O blogueiro da Veja se superou agora apelando para religiosidade do povo brasileiro numa exploração abjeta da fé alheia querendo reavivar a campanha sórdida que o PSDB patrocinou contra a então candidata Dilma. O blogueiro tira proveito de uma declaração dada por Gilberto Carvalho, num ambiente privado, para insuflar o fanatismo religioso de católicos e evangélicos fundamentalistas. Carvalho diz que a luta ideológica agora é contra os pastores televangelistas que através do evangelho da prosperidade coopta os recém-chegados à classe C.
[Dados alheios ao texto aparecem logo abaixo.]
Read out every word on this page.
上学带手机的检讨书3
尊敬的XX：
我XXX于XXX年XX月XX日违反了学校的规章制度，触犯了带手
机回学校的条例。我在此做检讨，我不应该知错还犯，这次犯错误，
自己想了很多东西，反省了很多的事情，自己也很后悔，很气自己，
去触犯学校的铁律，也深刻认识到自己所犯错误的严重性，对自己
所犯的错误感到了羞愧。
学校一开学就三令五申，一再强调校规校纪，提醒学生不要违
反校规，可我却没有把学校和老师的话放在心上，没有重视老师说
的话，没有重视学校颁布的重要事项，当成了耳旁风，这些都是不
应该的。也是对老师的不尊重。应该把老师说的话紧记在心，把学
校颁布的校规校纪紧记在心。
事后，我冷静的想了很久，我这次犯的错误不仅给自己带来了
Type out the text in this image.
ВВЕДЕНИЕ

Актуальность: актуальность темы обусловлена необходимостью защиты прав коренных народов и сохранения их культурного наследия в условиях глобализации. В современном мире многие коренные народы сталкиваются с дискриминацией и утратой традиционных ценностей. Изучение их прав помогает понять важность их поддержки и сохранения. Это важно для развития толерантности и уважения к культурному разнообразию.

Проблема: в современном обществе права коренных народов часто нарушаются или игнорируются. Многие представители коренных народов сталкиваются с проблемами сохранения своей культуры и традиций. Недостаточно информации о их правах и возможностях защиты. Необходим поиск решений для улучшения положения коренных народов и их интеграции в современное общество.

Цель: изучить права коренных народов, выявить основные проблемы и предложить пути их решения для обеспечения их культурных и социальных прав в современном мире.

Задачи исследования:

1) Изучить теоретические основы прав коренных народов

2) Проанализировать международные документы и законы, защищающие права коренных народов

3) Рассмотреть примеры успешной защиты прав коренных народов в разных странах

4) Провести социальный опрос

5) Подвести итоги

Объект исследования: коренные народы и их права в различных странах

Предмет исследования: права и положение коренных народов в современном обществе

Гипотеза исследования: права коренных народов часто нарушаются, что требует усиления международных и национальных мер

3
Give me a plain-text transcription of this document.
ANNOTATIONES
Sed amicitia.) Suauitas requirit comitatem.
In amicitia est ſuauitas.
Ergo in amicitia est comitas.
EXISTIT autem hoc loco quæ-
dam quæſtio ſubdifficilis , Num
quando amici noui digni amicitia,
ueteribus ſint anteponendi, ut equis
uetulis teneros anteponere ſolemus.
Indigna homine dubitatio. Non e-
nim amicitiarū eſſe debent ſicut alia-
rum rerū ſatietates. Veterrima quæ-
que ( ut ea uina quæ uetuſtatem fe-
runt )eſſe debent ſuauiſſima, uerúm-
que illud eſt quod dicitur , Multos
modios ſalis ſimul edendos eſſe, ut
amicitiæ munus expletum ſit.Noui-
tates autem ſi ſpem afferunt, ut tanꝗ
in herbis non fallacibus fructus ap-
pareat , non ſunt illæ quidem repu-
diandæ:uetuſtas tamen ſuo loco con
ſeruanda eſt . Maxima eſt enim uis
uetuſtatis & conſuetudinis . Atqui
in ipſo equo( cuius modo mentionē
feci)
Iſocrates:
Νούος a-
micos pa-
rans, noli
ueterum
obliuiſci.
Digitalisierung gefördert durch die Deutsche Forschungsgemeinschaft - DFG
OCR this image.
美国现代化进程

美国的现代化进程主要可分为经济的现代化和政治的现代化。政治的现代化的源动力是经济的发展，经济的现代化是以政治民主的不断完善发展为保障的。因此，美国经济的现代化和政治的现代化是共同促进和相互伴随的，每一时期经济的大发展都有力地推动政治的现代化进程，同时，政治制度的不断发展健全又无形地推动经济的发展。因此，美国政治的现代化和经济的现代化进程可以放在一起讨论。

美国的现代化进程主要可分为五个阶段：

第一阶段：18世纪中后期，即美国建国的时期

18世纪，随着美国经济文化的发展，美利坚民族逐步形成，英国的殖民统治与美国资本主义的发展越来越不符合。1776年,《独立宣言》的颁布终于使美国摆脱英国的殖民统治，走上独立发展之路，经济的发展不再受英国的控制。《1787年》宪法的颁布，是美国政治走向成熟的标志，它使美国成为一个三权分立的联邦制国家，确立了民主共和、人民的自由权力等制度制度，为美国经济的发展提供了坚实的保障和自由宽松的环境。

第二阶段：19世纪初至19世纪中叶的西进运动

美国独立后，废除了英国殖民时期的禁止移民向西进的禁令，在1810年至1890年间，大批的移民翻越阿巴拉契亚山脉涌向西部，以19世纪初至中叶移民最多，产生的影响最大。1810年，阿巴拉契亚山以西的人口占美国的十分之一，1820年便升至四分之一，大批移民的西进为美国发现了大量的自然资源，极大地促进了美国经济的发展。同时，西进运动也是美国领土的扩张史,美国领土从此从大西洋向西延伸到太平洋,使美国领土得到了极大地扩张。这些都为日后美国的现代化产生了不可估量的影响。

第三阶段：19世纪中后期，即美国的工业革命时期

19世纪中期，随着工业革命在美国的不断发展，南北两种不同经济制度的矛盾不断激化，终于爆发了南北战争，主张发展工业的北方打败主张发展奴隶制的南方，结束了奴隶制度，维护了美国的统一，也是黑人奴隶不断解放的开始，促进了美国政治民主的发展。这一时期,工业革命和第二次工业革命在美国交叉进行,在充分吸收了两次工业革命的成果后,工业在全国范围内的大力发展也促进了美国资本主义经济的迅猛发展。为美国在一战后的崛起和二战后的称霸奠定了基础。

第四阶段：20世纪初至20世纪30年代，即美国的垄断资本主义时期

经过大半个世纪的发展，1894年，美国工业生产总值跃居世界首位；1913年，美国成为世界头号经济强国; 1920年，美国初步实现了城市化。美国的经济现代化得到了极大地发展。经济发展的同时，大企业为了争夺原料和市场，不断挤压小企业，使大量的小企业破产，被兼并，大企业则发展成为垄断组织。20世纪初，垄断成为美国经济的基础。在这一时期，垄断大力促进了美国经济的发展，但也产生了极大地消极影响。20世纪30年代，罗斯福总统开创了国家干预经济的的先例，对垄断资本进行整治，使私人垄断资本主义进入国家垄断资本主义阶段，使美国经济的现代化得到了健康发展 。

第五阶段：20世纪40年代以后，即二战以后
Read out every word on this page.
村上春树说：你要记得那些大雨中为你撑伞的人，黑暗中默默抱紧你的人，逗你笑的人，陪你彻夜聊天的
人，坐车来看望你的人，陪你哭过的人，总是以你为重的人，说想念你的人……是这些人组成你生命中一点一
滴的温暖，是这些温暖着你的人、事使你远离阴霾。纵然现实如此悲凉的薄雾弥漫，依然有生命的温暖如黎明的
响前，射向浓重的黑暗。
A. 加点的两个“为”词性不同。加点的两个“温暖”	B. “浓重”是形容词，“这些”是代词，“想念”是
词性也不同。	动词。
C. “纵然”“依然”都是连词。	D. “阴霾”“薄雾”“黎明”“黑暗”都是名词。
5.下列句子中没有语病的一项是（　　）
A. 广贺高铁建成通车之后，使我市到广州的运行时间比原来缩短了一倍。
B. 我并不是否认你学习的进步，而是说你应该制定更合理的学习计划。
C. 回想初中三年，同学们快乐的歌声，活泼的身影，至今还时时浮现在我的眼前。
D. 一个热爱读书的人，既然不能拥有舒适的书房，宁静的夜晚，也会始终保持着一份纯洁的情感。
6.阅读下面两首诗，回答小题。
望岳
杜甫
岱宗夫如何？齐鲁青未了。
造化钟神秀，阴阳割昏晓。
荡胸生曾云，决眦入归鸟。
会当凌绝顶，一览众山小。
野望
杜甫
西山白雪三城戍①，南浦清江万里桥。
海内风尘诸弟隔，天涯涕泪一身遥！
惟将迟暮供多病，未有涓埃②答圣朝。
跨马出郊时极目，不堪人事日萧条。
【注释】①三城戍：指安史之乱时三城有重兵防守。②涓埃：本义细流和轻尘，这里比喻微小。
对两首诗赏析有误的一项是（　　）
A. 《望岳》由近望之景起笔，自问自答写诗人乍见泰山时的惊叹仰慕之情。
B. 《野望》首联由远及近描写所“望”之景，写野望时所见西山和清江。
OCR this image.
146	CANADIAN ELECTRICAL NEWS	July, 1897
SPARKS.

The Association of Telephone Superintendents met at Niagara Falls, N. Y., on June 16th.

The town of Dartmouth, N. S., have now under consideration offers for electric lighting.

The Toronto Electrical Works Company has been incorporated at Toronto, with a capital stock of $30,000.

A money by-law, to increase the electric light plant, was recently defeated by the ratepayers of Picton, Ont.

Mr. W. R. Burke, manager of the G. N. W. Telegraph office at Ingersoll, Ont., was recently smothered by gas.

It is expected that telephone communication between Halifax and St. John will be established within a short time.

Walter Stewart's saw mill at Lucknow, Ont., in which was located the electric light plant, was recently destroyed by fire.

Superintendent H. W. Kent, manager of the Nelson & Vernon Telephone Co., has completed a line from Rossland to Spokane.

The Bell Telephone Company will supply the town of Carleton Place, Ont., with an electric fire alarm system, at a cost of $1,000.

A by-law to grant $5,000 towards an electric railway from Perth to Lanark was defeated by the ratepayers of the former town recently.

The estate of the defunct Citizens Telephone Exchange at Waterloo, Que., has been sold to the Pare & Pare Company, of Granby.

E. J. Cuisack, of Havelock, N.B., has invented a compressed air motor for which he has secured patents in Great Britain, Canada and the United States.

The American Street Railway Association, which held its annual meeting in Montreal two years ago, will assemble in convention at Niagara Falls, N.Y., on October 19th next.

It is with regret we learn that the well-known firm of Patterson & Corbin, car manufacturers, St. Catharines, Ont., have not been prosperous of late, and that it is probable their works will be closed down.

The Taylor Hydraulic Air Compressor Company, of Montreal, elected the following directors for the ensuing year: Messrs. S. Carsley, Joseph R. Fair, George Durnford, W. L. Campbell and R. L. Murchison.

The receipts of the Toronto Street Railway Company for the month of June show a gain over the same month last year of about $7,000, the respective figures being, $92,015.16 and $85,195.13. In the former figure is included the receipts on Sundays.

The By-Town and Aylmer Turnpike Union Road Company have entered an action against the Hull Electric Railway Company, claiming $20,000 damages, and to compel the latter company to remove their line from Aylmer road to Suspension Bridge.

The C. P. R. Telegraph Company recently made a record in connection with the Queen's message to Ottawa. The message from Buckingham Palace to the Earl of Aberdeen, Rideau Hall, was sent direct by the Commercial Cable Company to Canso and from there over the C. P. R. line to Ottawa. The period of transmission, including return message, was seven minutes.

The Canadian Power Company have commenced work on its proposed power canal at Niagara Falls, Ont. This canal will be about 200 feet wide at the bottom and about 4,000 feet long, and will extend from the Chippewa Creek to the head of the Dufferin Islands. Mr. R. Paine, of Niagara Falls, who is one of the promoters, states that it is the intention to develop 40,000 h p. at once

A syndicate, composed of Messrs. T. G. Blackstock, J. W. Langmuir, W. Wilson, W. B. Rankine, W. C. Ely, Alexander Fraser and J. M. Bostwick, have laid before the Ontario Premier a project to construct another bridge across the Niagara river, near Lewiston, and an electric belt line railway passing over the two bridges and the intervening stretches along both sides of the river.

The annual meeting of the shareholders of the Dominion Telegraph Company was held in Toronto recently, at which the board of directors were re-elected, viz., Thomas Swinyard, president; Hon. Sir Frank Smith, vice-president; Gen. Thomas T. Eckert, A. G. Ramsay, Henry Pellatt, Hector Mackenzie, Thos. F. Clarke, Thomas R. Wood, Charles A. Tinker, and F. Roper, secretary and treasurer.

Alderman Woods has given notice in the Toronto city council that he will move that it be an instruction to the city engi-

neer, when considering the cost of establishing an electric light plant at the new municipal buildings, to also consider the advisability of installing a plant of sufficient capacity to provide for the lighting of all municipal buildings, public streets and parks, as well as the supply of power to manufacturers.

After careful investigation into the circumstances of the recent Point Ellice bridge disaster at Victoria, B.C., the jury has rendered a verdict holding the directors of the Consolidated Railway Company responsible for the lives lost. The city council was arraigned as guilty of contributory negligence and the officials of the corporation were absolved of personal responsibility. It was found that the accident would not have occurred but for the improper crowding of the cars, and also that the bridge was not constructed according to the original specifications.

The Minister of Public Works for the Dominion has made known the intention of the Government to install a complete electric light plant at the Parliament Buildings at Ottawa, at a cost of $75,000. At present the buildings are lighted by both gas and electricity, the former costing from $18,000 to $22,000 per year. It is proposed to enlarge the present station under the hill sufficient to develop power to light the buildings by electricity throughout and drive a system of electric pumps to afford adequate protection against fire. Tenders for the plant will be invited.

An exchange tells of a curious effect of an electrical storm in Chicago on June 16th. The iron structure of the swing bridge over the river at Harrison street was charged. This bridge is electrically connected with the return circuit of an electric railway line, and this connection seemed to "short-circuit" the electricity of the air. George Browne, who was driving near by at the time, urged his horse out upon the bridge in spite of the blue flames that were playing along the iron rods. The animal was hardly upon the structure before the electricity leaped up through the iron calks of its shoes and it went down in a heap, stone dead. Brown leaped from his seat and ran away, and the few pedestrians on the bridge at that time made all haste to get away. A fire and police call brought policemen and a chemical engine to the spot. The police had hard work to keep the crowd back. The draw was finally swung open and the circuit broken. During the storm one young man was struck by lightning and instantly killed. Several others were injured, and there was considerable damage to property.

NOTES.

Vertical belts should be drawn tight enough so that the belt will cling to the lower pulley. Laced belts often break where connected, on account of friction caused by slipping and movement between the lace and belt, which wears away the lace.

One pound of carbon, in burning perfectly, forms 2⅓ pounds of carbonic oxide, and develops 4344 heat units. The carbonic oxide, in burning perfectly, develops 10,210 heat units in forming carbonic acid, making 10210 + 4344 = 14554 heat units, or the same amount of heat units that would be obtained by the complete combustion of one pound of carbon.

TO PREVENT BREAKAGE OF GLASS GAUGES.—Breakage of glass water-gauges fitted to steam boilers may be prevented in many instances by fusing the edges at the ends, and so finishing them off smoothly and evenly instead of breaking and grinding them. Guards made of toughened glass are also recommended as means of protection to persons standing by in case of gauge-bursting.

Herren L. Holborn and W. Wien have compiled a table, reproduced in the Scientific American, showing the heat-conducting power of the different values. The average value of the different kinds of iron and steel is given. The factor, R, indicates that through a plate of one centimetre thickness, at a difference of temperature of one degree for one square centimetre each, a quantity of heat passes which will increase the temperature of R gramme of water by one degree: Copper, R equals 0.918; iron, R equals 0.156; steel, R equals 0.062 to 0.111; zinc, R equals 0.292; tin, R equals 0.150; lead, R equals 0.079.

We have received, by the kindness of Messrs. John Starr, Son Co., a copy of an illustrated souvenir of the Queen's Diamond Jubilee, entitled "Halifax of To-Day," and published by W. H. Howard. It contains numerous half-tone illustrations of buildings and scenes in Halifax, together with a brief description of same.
Reinaldo Azevedo já havia aproveitado a indicação da nova ministra da secretaria especial das mulheres, Eleonora Menicucci, ardorosa defensora da discriminalização do aborto e antiga militante do movimento feminista, para jogar a cavalaria obscurantista dos fundamentalistas cristãos sobre o governo Dilma, melindrando-os com o revival de um tema que lhes é muito caro.
A ministra indicada reafirmou seus conceitos favoráveis a discriminalização do aborto para depois dizer que esta era posição pessoal dela, mas que faria o que o governo determinasse. Dilma assumiu um compromisso histórico durante a campanha passada, por obra e graça de José Serra que introduziu a patranha do aborto durante a campanha eleitoral com setores religiosos que se posicionam contra o aborto e sabe que terá de cumprir com a palavra empenhada no sentido de não de envidar qualquer esforço que mobilize sua base no congresso para alterar a legislação atual.
Por mais que se interdite o debate do aborto por causa de idiossincrasias religiosas, mesmo sendo o Estado Laico e não Teocrático, cedo ou tarde esta pauta terá de ser enfrentada por quem não esteja apenas interessado em angariar votos. E tenho comigo que outra vez será o tema central das eleições presidenciais de 2014, só que a presidenta atual prometerá novamente não influenciar na alteração da legislação vigente e se eleita, como não poderá ter um terceiro mandato, vai sim tratar do aborto da maneira que é pra ser, um problema de saúde pública.
Abortará quem quiser, ninguém será obrigado ou incentivado a abortar, mas se o fizer terá o sistema de saúde público à disposição para não correr risco de morrer nas mãos de pessoas despreparadas e oportunistas que trabalham num ambiente inapropriado e de alto risco para quem faz o aborto clandestino.